Several ethnic Naga, Mizo, Manipuri and even Assamese rebels from northeastern India have maintained bases in Myanmar's Sagaing Region. The modus operandi used to be simple launch attacks on Indian forces and then return to their camps and hideouts across the border.
The intense fighting between the Myanmar military and the 'joint forces' of Chin National Army (CNA) militants and Chinland Defence Force (CDF) is somewhat a new dimension. Earlier this week, four injured cadres from Chin forces sneaked into Mizoram state in northeast India, said local sources in Mizoram.
There is a predicament, as gathering hard intelligence from Myanmar is a tough proposition. It is more so because Myanmar's army and other military wings have over the years created a world of their own, isolated from the mainstream civilian population in Myanmar.
"The 'Tatmadew', Myanmar military, is self-reliant and self-contained. They even have a bank of their own," says a source adding nearly three per cent of the Myanmar population is in the force. But these 'army men, families and retired military officers' are a sort of clan even with their educational institutions and hospitals. Therefore, as the civilian interaction is minimum, they conceal a lot of information. Even the social structure is quite different from the rest of the common Myanmar people.
Sources said after 2011, when the Aung San Suu Kyi regime returned, the army insisted on continuing their governance by controlling the country's foreign and defence policies.
An analyst pointed out that even among the military wings in Myanmar, it is the army like in Pakistan who runs the show. The Myanmar navy and air force have not 'enjoyed' the same status, and there were some reports of some friction. The army's dominance has ensured that despite 'market opening' in recent years and foreign companies penetrating, the army still attracts recruits from all walks of life.
Of course, under the Aung San Suu Kyi regime, efforts were made to modernise and broaden the country's armed forces.
For some time, even non-Buddhists were allowed to rise the ranks and women were taken in the forces. But essentially, the forces have remained 'Bamar Buddhist' forces, isolated from the civilian population and as elite class or clan on their own. The term 'Bamar' is also used for denoting a dominant ethnic group.

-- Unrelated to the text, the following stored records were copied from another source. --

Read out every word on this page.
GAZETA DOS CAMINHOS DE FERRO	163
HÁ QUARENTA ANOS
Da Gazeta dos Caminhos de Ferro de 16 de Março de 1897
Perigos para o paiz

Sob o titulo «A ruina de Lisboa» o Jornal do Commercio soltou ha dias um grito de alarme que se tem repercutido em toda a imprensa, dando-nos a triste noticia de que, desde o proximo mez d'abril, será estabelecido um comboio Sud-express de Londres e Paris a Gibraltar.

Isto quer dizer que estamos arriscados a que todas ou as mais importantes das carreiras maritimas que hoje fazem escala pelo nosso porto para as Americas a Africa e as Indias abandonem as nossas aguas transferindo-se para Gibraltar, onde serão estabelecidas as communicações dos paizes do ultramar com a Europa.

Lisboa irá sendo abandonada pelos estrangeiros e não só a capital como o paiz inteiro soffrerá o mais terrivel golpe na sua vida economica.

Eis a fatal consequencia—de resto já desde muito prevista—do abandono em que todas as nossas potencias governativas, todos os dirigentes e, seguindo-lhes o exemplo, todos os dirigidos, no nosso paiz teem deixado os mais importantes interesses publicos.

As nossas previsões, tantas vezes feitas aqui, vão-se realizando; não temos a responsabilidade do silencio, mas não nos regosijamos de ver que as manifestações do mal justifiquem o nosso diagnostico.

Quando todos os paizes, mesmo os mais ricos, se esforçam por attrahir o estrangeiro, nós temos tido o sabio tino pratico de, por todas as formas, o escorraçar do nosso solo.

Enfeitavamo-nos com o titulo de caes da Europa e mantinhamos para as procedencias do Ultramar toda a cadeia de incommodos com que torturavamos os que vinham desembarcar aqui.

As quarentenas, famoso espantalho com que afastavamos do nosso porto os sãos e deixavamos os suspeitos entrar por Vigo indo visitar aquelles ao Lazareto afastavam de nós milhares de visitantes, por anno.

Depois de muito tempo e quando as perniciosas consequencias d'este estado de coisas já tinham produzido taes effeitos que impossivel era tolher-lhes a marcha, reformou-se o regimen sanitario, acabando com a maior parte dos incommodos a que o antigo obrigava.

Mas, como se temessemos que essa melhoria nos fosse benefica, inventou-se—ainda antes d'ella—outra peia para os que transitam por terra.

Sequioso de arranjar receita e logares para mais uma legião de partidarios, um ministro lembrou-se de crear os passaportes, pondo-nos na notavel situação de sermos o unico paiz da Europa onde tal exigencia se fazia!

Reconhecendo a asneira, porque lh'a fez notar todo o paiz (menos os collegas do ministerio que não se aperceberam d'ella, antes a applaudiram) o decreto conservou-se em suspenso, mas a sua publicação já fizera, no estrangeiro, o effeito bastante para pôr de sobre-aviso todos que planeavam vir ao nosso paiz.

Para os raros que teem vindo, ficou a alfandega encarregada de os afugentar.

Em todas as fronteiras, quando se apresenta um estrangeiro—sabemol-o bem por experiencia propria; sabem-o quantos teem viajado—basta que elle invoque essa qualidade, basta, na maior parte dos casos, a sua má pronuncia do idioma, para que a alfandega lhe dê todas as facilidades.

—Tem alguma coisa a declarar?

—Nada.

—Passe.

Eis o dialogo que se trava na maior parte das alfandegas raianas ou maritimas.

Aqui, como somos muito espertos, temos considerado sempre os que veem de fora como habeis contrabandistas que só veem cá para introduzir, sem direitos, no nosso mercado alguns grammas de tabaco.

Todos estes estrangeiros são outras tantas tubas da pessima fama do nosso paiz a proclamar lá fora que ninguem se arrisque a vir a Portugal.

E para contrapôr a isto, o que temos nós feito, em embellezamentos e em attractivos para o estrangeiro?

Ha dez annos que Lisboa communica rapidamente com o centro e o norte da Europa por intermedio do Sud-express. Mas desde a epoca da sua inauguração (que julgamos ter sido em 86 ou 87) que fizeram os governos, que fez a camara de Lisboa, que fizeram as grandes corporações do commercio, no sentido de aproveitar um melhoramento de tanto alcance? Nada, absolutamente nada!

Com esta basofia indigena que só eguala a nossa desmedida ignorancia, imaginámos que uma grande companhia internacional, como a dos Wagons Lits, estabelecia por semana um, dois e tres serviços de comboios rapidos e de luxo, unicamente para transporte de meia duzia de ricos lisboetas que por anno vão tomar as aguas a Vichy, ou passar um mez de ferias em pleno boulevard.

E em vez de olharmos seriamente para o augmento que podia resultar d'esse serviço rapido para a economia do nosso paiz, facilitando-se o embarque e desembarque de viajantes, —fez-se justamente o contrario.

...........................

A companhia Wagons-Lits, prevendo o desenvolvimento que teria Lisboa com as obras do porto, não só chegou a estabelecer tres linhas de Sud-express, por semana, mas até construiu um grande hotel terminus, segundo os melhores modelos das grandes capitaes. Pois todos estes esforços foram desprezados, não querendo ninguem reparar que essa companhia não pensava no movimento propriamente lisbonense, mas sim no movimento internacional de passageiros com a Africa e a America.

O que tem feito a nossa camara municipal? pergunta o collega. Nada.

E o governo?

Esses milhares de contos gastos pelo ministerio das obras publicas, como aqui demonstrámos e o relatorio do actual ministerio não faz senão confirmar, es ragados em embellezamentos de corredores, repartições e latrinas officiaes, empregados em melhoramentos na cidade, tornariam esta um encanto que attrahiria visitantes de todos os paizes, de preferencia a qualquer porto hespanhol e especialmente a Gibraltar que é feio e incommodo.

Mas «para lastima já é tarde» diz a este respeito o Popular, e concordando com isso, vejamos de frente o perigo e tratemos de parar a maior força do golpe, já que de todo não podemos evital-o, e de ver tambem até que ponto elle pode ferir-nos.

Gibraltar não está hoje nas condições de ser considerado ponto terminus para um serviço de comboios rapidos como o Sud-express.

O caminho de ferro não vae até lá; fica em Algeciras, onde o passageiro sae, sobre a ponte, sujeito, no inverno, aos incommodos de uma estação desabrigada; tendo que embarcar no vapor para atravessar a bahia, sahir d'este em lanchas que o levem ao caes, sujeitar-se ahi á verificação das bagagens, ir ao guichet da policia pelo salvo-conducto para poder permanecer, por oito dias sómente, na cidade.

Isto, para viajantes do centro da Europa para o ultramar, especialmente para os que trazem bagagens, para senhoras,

Hence, analysts say "fundamental changes" to Myanmar must come from within, and till then, the world has to cope with the country as it is. But when it comes to Generals in Myanmar, including the incumbent military ruler, Senior General Min Aung Hlaing, there is an unusual but common thread of superstitions and autocratic styles.
The unpopular military power grab by most if not all generals had also tried to emphasise the country's cultural heritage and 'national character'. Time and again, the military coups keep happening, irrespective of the international community's thoughts about the country.
According to experts and analysts in Delhi or elsewhere, one reason is that authoritarianism forms an important part of Myanmar's national character.